Between 1995 and 2010, Klein – the Chamber's president-elect – said businesses have generated $2.7 billion in "present tax benefits" and 66,000 jobs. Infrastructure investments such as the District's $99 million street car project, the proposed Silver Line Metro extension, development at Tyson's Corner and increased technology investments have raised the District's and region's profile in positive ways.
He also spoke of Union Station's potential as a transportation hub, the Bike Share program and the increased demand for certain spaces, lifestyle changes and people using more amenities in the buildings in which they work and live.
But factors impeding the District's growth include high property taxes, a morass of stifling regulations, the high cost per square foot of office space, the impact of high fees on local businesses and a less than aggressive effort to go after new business has translated into between $800 million and $1 billion in retail losses to other jurisdictions, said Klein.
"The city must take a broader look at the collateral effects of regulations, such as the fiscal implications," he said to Gray. "You have to understand the collateral effect you have on policies you impose.

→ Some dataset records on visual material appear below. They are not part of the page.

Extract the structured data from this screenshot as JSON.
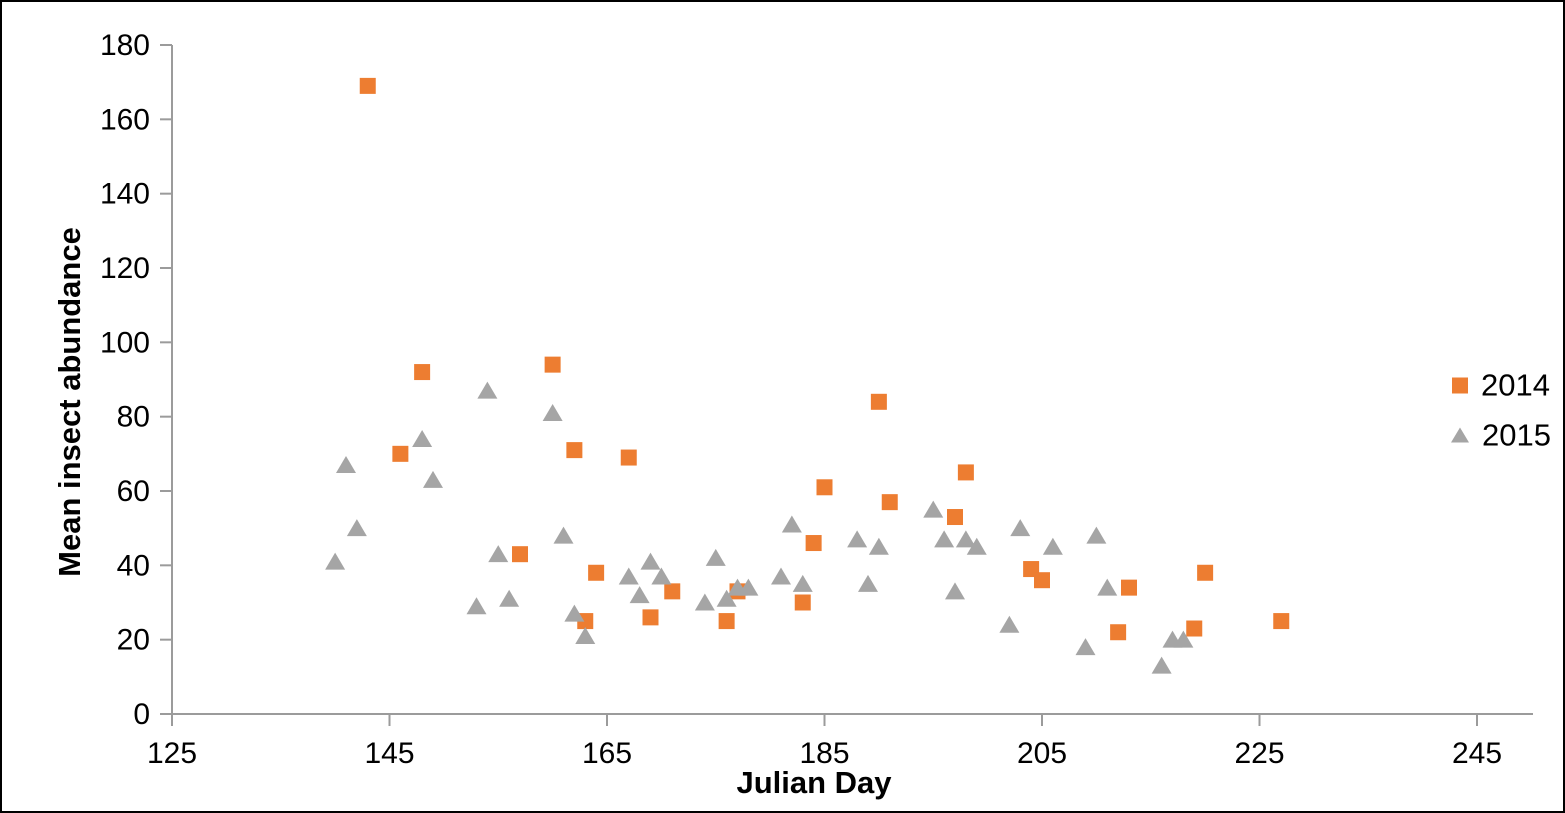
{
  "chart_data": {
    "type": "scatter",
    "title": "",
    "xlabel": "Julian Day",
    "ylabel": "Mean insect abundance",
    "xlim": [
      125,
      245
    ],
    "ylim": [
      0,
      180
    ],
    "x_ticks": [
      125,
      145,
      165,
      185,
      205,
      225,
      245
    ],
    "y_ticks": [
      0,
      20,
      40,
      60,
      80,
      100,
      120,
      140,
      160,
      180
    ],
    "grid": false,
    "legend_position": "right",
    "axis_color": "#9B9B9B",
    "text_color": "#000000",
    "series": [
      {
        "name": "2014",
        "marker": "square",
        "color": "#ED7D31",
        "points": [
          [
            143,
            169
          ],
          [
            146,
            70
          ],
          [
            148,
            92
          ],
          [
            157,
            43
          ],
          [
            160,
            94
          ],
          [
            162,
            71
          ],
          [
            163,
            25
          ],
          [
            164,
            38
          ],
          [
            167,
            69
          ],
          [
            169,
            26
          ],
          [
            171,
            33
          ],
          [
            176,
            25
          ],
          [
            177,
            33
          ],
          [
            183,
            30
          ],
          [
            184,
            46
          ],
          [
            185,
            61
          ],
          [
            190,
            84
          ],
          [
            191,
            57
          ],
          [
            197,
            53
          ],
          [
            198,
            65
          ],
          [
            204,
            39
          ],
          [
            205,
            36
          ],
          [
            212,
            22
          ],
          [
            213,
            34
          ],
          [
            219,
            23
          ],
          [
            220,
            38
          ],
          [
            227,
            25
          ]
        ]
      },
      {
        "name": "2015",
        "marker": "triangle",
        "color": "#A5A5A5",
        "points": [
          [
            140,
            41
          ],
          [
            141,
            67
          ],
          [
            142,
            50
          ],
          [
            148,
            74
          ],
          [
            149,
            63
          ],
          [
            153,
            29
          ],
          [
            154,
            87
          ],
          [
            155,
            43
          ],
          [
            156,
            31
          ],
          [
            160,
            81
          ],
          [
            161,
            48
          ],
          [
            162,
            27
          ],
          [
            163,
            21
          ],
          [
            167,
            37
          ],
          [
            168,
            32
          ],
          [
            169,
            41
          ],
          [
            170,
            37
          ],
          [
            174,
            30
          ],
          [
            175,
            42
          ],
          [
            176,
            31
          ],
          [
            177,
            34
          ],
          [
            178,
            34
          ],
          [
            181,
            37
          ],
          [
            182,
            51
          ],
          [
            183,
            35
          ],
          [
            188,
            47
          ],
          [
            189,
            35
          ],
          [
            190,
            45
          ],
          [
            195,
            55
          ],
          [
            196,
            47
          ],
          [
            197,
            33
          ],
          [
            198,
            47
          ],
          [
            199,
            45
          ],
          [
            202,
            24
          ],
          [
            203,
            50
          ],
          [
            206,
            45
          ],
          [
            209,
            18
          ],
          [
            210,
            48
          ],
          [
            211,
            34
          ],
          [
            216,
            13
          ],
          [
            217,
            20
          ],
          [
            218,
            20
          ]
        ]
      }
    ]
  }
}
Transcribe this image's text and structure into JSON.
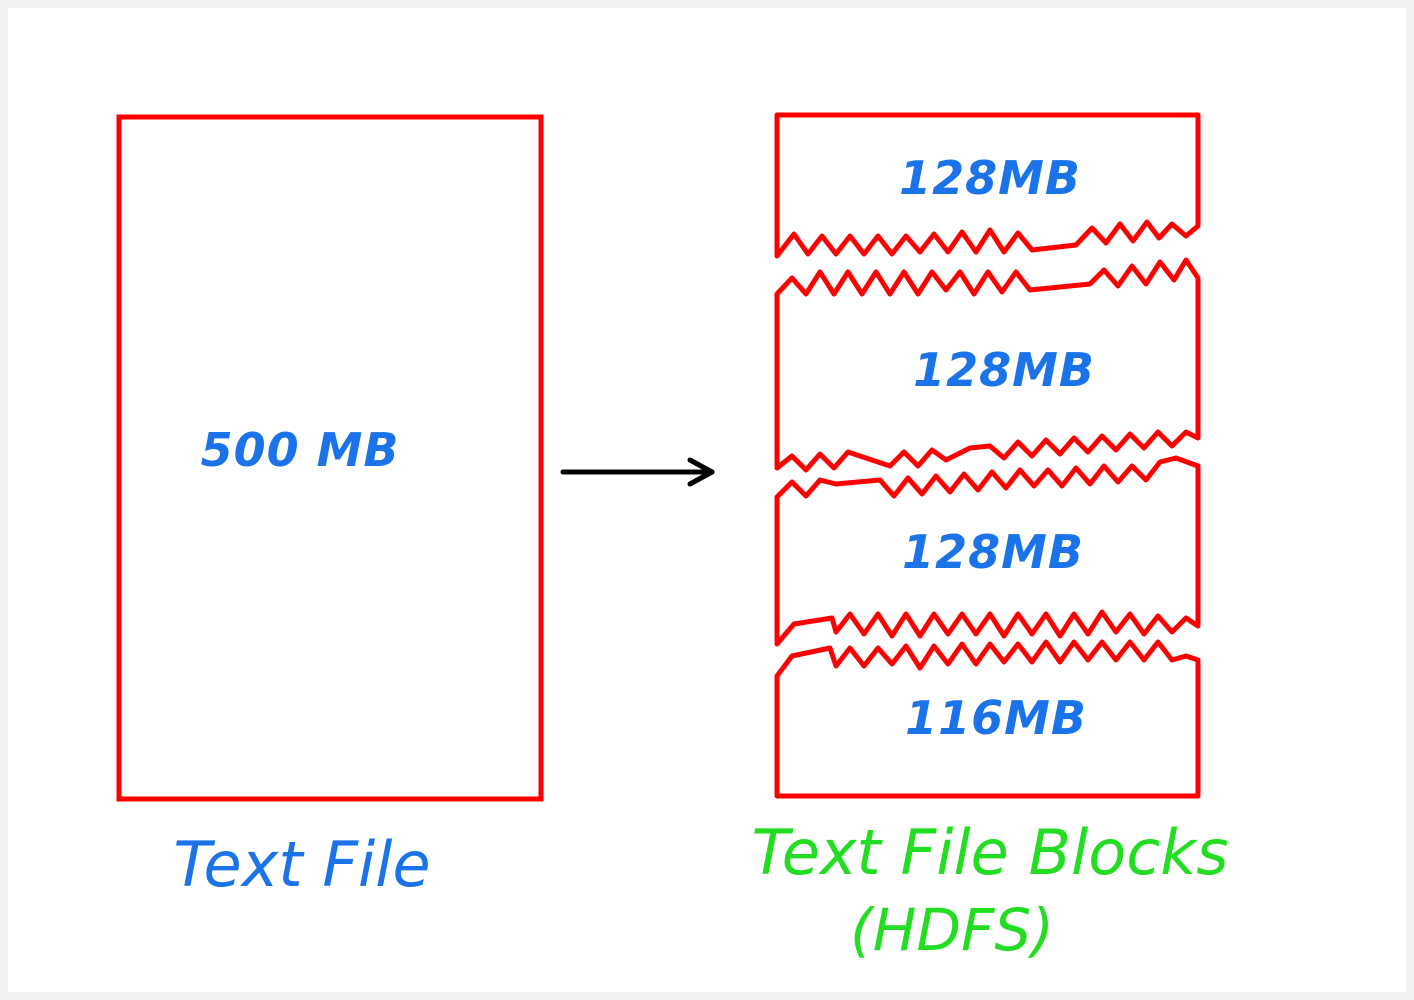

The Chamber looks at all aspects to ensure that there is compatibility. You need to have a transparent regulatory environment where everyone can weigh in."
Chris Smith, chairman and CEO of William C. Smith & Co., said multi-family homes are the future and that the city has the infrastructure to accommodate 800,000 to one million residents.
"We have stemmed the tide of people leaving and now the population is 600,000," he said. "You can find development everywhere throughout D.C. Retail is following development. There are a lot of positive things going on."
At one point, Gray posed a series of questions to the audience.
"How does the city grow itself? Cut taxes, increase the debt cap? Attracting one million residents? Only 30 percent of the people who work in D.C. live in D.C. We have unique restraints. How do we achieve what you've talked about without the government being drowned in red ink?"
Some of the restraints Gray outlined are the city's inability to tax people who live outside of the District but who work in the city and pay no taxes to District coffers; the wear and tear on the city's roads, sewer systems and other infrastructure which is borne entirely by D.C. residents; and related issues.
When he discussed this "inherent unfairness" with his counterparts in other jurisdictions, he said they fell on the floor laughing when he proposed ways to achieve a more equitable outcome.
After the conclusion of the forum, Gray told a Washington Informer reporter he learned a great deal from the exchange of ideas.
"We continue to demonstrate that we take their views seriously," he said. "There is a heavy investment of technology and we're working with them (business leaders) on regulations. People see this as actionable. We can (implement) some of these recommendations."
"It is no accident that the deputy mayor and director of business development are here. We're continuing the process. We've done this before."